En una nota de prensa, la OPS afirma que la mayor parte de las veces se afronta este tipo de situaciones centrándose, únicamente, en la infraestructura y los planes de prevención. Además de reconstruir la infraestructura, la OPS considera esencial ayudar a mejorar la salud mental en los desastres naturales. En este sentido asegura que el fortalecimiento de la resiliencia social e individual es un elemento fundamental de cualquier respuesta en caso de desastres.

“Existe la necesidad”, ha explicado Mónica La Bennett, vicepresidenta de Operaciones del BDC, “de que la población esté mejor preparada para enfrentar los peligros naturales prestándole más atención al bienestar mental y psicosocial”.

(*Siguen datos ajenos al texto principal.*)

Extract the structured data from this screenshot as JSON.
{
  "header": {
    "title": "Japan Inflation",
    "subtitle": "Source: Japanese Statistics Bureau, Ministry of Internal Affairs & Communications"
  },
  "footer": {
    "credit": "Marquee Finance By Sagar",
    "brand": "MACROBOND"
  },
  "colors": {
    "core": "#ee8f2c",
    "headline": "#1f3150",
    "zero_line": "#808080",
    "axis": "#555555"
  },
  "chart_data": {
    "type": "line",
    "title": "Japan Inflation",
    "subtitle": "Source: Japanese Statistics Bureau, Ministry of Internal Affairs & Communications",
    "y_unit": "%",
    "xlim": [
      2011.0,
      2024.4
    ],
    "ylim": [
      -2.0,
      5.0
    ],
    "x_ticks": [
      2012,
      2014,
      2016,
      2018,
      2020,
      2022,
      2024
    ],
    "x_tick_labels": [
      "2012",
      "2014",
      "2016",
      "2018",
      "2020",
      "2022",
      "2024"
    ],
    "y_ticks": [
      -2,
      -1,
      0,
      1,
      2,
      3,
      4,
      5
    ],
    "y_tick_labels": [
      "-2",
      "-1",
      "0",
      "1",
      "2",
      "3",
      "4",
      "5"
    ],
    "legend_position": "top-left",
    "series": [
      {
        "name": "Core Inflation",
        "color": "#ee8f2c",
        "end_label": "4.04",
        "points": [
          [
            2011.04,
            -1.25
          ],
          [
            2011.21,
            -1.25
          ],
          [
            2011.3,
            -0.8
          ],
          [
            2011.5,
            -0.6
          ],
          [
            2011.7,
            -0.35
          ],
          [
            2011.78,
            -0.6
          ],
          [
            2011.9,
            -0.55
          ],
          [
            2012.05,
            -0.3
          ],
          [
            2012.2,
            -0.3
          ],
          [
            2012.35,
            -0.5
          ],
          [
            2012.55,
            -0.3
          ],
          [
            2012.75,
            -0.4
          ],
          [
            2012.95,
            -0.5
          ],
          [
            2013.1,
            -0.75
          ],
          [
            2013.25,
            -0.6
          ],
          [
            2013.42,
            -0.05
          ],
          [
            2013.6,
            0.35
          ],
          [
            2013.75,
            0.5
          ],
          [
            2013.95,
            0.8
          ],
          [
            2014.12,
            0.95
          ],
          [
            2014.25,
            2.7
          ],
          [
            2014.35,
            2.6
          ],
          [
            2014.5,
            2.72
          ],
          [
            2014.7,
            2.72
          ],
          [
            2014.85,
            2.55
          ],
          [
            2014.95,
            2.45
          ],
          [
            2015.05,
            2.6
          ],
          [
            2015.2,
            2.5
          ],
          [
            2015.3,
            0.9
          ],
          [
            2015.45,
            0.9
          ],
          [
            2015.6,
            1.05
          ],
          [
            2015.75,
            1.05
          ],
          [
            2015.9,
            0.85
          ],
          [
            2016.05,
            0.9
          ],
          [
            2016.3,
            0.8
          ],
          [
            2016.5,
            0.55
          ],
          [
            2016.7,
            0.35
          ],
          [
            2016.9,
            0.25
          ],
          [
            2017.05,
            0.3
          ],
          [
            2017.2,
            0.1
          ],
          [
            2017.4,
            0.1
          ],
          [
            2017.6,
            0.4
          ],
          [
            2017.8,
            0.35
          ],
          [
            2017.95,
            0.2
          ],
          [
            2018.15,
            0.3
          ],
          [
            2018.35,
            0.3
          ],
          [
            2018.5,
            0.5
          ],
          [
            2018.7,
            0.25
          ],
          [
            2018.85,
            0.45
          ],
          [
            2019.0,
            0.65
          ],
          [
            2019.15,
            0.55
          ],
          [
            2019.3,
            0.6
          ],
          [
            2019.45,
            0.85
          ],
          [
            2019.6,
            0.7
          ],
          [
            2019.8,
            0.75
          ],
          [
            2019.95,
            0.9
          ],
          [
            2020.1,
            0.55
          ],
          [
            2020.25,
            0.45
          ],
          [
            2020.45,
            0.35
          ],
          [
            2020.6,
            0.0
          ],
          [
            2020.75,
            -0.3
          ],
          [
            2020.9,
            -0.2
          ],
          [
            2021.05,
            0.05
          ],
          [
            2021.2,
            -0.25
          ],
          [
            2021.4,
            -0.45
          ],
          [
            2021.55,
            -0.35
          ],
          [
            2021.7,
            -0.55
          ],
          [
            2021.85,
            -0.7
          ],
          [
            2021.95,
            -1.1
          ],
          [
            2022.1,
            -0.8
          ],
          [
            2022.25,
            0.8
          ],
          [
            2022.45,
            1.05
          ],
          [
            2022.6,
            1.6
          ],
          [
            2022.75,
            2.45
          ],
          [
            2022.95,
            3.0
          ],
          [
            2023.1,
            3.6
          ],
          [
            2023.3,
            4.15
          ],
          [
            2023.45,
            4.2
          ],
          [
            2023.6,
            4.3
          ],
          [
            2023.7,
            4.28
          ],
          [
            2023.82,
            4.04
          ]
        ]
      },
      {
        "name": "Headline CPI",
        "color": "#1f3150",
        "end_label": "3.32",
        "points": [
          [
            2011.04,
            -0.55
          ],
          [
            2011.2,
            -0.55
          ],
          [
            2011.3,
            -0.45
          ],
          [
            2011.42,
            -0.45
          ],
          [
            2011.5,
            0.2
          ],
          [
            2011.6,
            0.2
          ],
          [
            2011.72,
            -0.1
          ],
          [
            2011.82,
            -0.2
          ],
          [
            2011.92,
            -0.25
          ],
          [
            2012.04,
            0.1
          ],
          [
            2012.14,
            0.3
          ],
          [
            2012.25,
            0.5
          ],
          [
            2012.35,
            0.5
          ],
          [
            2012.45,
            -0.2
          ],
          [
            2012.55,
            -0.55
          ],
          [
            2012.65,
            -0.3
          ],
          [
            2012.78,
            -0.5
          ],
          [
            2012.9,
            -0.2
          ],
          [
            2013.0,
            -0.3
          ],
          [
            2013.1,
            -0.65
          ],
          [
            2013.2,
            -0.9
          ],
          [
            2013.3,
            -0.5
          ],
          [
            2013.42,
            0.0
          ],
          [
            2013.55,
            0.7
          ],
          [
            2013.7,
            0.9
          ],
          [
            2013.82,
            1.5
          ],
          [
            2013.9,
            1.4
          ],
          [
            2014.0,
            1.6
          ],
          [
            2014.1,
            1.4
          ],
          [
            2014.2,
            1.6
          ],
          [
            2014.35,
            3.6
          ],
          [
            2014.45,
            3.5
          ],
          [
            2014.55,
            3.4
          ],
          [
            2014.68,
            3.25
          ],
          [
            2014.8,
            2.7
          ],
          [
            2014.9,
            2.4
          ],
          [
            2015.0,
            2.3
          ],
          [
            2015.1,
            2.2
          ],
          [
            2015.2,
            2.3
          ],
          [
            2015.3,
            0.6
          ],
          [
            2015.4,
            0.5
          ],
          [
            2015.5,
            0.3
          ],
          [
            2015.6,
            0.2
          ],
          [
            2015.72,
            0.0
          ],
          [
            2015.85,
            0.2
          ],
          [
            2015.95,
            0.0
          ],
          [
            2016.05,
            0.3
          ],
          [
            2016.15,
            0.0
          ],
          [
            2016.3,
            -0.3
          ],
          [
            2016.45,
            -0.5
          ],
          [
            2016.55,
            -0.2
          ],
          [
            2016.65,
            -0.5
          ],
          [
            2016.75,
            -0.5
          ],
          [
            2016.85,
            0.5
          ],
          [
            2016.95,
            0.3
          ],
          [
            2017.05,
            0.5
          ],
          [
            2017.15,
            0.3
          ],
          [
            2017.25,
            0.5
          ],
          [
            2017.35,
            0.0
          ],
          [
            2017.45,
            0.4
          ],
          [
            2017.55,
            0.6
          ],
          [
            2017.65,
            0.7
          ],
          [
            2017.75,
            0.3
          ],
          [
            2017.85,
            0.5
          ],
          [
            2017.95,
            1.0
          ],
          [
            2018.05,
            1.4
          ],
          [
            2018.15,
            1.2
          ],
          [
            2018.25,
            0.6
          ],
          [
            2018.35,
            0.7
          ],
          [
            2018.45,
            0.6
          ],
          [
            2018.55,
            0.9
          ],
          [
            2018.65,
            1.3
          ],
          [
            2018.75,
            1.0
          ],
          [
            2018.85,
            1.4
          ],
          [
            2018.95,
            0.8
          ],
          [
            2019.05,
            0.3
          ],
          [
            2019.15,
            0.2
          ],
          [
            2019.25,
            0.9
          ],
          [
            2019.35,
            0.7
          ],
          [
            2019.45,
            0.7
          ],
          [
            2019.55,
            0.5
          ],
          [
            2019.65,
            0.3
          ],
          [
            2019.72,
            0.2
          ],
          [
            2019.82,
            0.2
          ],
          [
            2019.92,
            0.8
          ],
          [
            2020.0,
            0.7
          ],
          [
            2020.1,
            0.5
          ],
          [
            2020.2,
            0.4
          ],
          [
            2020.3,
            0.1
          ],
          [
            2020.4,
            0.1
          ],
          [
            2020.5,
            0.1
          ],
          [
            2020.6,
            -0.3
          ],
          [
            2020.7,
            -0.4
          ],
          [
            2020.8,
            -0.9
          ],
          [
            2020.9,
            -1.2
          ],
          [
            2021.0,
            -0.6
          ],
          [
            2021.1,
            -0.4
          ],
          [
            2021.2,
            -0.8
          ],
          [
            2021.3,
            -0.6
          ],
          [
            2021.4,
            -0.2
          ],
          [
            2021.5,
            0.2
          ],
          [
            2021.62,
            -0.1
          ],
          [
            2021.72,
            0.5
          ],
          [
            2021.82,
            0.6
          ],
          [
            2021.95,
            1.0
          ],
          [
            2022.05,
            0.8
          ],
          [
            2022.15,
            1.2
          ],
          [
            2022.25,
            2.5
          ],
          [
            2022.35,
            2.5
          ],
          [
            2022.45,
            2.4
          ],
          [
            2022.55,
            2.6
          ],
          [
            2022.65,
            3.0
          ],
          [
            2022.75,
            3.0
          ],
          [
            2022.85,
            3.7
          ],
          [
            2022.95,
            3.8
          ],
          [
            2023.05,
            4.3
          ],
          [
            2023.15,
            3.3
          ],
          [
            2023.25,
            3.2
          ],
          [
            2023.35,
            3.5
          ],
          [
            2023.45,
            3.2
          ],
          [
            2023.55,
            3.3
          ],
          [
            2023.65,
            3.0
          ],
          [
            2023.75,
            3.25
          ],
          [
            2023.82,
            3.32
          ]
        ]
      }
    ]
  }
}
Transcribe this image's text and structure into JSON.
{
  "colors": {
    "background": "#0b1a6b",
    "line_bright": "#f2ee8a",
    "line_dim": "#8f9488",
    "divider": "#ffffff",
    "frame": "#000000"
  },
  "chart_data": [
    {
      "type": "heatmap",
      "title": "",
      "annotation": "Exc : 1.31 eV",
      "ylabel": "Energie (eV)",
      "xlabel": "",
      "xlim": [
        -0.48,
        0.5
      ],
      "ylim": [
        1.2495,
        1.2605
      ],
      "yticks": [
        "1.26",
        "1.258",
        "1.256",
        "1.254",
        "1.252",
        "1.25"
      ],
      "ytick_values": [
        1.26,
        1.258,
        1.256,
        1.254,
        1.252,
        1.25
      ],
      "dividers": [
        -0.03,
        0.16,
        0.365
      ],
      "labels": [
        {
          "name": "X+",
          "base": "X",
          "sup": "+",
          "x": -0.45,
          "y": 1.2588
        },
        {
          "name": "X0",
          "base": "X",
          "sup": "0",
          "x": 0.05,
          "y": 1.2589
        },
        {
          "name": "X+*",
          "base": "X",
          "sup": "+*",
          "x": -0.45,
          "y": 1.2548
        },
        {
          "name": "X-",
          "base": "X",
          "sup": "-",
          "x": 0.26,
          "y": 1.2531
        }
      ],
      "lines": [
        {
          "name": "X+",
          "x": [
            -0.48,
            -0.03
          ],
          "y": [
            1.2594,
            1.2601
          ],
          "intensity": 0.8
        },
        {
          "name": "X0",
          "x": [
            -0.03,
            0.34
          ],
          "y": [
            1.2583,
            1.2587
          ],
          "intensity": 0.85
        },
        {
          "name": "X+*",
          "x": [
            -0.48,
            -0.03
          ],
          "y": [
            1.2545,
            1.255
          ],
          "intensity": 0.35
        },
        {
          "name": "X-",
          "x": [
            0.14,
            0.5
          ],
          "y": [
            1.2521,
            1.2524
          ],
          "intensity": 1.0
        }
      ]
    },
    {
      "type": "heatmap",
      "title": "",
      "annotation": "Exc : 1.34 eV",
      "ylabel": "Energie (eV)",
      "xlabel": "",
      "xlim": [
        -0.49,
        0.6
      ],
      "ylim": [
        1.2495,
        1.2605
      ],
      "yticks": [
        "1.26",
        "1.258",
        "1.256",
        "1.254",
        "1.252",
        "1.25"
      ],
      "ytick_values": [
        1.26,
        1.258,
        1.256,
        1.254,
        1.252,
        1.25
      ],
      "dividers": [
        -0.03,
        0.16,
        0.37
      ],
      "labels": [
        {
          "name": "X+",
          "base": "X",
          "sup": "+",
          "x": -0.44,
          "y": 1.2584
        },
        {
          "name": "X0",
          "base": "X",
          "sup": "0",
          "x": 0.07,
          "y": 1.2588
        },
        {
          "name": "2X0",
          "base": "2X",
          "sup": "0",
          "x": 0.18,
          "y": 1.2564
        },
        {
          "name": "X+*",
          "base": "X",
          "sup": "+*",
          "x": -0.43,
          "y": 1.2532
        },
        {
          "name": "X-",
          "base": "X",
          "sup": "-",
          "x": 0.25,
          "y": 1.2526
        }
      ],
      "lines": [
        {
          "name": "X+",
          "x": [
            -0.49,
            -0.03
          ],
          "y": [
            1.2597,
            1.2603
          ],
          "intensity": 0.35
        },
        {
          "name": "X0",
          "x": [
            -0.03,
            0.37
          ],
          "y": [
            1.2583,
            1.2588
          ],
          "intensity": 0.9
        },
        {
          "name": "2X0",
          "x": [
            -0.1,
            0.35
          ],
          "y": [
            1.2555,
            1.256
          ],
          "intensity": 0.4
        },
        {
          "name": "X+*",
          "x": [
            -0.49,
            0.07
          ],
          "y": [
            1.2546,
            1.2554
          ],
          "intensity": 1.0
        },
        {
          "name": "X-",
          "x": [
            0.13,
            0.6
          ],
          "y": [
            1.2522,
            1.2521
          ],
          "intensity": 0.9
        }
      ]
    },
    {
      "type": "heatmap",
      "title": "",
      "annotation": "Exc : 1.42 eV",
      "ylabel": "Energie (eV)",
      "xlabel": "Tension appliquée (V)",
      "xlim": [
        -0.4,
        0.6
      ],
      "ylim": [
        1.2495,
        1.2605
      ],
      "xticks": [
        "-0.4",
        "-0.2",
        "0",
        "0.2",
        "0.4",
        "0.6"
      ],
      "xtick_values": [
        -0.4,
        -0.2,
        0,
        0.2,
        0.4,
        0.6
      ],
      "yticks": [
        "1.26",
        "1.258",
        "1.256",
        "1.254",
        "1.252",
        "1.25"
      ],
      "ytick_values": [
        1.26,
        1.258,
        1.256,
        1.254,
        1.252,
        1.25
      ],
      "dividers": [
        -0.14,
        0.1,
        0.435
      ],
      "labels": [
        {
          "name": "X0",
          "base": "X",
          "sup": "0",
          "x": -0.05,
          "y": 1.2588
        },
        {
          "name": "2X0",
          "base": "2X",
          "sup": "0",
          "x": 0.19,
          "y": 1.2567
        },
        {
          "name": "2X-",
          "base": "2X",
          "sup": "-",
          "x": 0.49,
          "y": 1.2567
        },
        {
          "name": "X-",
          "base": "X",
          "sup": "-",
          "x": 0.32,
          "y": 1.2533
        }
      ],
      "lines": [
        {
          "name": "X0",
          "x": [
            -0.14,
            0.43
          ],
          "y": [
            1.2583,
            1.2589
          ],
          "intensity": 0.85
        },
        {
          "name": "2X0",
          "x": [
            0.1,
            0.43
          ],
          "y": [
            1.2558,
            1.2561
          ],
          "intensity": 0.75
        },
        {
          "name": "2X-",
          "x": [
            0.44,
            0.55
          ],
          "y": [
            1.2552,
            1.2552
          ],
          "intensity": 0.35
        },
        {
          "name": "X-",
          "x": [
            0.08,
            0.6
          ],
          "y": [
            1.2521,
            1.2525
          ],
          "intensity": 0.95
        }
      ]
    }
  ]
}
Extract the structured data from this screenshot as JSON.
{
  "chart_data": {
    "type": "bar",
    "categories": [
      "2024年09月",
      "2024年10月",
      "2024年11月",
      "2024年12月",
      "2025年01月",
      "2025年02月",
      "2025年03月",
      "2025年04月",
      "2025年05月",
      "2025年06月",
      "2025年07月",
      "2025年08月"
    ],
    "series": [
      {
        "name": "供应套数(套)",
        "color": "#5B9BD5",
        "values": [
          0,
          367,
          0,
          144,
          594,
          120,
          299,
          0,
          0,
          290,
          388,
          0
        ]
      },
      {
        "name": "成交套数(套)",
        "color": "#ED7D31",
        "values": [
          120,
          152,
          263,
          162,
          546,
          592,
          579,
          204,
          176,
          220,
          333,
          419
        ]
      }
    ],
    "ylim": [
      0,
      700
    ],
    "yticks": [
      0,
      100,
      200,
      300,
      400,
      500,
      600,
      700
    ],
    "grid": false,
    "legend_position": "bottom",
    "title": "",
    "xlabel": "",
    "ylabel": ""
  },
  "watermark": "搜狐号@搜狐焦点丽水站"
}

La puesta en marcha de este proyecto de mejora de la atención a la salud mental en los desastres coincide con el inicio de la temporada de huracanes. Las experiencias del equipo de emergencias de salud de la OPS y de los interesados directos clave con los huracanes Irma y María el año pasado y las enseñanzas extraídas en estos casos se incorporarán a la ejecución del proyecto con el objetivo de lograr una mejor preparación.

Esta iniciativa tiene como objetivo fortalecer la capacidad del sector de la salud en los ámbitos de la salud mental y el apoyo psicosocial. A partir de este proyecto de mejora de la atención a la salud mental en los desastres se pondrán en marcha planes regionales y nacionales de capacitación en el sector, así como con organismos externos y la comunidad en general.

Está previsto que el proyecto sirva, asimismo, para crear una lista de reserva de profesionales de la salud mental en el Caribe, con el objetivo de que puedan movilizarse a los países afectados en caso de una situación de emergencia. La iniciativa busca, además, fortalecer las competencias de los países para evaluar las necesidades de salud mental y apoyo psicosocial.

La OPS y el BDC tienen intención de elaborar una campaña de comunicación durante la temporada de huracanes para aumentar la concientización acerca de la necesidad de servicios de salud mental después de un desastre y su aceptación.